Cities including Hefei and Changshu are offering subsidies, computing vouchers and housing incentives to attract AI developers and startups.
Photo from Jiemian News
by Staff reporters
A growing number of Chinese cities are rolling out subsidies and incentives to attract AI startups as the rapid rise of OpenClaw fuels a new wave of developers building AI agents and so-called "one-person companies" (OPC).
OpenClaw is an open-source AI agent framework whose red lobster logo inspired the Chinese internet slang "raising lobsters", referring to training and deploying AI agents to automate tasks or run businesses.
Interest in the framework has surged across China's developer community and among a broader group of AI enthusiasts in recent weeks. Hundreds of developers in the southern tech hub of Shenzhen reportedly queued to try OpenClaw and build AI agents on March 6.
The boom has also triggered competition among local governments eager to attract these startups.
On March 10, authorities in Hefei, the capital of eastern China's Anhui province, said the city's High-Tech Zone had proposed 15 measures to build an ecosystem for AI-driven OPC startups and support open-source projects including OpenClaw.
Eligible projects could receive up to 10 million yuan (US$1.45 million) in support, including computing vouchers and data subsidies, while authorities also plan to open public-sector scenarios such as healthcare, manufacturing and smart-city services for AI-agent testing.
Other cities are moving quickly to introduce similar incentives.
Changshu, in Jiangsu province, has proposed 13 measures to support OPC startups using OpenClaw tools, with projects selected under government talent programmes eligible for up to 6 million yuan in support.
The plan includes deployment services, developer training and access to anonymised government datasets.
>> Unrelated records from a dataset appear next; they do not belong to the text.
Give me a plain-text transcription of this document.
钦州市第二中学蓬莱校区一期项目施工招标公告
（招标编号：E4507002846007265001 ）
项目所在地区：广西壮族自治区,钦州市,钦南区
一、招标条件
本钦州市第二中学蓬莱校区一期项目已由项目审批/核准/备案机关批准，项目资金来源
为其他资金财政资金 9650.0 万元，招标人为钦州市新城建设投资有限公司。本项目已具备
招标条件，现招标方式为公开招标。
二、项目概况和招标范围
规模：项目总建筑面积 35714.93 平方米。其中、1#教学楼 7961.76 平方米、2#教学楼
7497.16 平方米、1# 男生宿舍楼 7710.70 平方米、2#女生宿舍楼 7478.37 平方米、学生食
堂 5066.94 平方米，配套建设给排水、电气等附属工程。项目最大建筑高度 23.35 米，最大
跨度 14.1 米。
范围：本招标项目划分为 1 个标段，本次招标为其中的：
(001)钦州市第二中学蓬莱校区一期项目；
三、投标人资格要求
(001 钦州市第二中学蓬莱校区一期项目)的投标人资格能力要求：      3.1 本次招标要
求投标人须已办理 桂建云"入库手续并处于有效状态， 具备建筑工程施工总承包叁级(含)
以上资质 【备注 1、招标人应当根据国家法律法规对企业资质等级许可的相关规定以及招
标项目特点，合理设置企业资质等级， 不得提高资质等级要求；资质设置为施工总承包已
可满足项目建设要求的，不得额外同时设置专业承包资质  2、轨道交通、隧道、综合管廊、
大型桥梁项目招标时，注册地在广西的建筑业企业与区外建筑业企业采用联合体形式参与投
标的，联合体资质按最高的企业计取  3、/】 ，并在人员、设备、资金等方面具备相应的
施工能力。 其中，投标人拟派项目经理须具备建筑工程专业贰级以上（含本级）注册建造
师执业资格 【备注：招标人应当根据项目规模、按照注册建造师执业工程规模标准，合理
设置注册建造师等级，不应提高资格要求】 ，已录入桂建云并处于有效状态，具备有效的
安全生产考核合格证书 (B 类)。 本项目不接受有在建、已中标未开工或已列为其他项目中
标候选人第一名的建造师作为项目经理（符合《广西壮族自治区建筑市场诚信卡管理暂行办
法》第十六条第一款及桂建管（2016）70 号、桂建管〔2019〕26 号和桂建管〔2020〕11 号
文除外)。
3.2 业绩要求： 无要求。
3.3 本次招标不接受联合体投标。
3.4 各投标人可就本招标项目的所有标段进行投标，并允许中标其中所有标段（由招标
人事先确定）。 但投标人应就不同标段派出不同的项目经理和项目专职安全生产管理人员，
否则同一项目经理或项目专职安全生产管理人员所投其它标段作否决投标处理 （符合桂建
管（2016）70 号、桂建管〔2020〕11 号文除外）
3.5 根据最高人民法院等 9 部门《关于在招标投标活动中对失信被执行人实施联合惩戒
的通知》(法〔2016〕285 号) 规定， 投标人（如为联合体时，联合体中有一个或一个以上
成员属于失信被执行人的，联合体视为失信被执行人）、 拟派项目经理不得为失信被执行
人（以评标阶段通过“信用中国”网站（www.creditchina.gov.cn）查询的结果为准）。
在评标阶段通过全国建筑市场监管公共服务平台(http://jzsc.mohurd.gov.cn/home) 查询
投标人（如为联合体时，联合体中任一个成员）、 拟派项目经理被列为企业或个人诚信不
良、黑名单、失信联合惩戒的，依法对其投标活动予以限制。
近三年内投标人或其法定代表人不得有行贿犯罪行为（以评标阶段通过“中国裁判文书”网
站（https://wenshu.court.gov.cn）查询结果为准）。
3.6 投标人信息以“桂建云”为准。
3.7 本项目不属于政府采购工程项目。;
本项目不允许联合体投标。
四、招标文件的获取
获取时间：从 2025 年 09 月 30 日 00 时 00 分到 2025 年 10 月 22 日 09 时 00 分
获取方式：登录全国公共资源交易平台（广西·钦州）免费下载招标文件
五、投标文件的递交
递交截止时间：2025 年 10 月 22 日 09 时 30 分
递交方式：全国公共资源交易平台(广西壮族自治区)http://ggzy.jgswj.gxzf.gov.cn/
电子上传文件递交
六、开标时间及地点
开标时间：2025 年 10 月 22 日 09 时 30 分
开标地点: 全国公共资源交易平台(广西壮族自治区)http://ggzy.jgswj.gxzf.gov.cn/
Service platforms helping developers adopt OpenClaw tools could receive subsidies of up to 3 million yuan.
Changshu is also building OPC startup communities focused on sectors such as embodied intelligence, textile manufacturing, livestream e-commerce and cultural design, aiming to expand the use of AI agents in local industries.
To lower barriers for entrepreneurs, the city is offering additional support including 30 days of free office space, accommodation and meals, rental subsidies of up to 1,500 yuan per month, and housing incentives of as much as 2 million yuan for qualified talent.
Elsewhere, the coastal city of Qingdao has designated 16 industrial parks as the first batch of AI-OPC development zones, to cluster startups around AI-agent technologies.
The moves come as China steps up support for AI development. China's government work report this year for the first time called for creating a new form of the intelligent economy.
At the same time, researchers have warned that open-source AI agents may pose new risks.
GAO Wen, a member of the Chinese Academy of Engineering, said tools such as OpenClaw have lowered barriers to entrepreneurship but their open-source nature also raises potential cybersecurity concerns.
Platforms offering AI assistant services should conduct security risk assessments and strengthen oversight as the technology spreads more widely, he said.
For local governments, however, the motivation is largely economic. By offering subsidies, computing resources and real-world AI applications, Chinese cities hope the OpenClaw boom will help nurture a new generation of AI startups.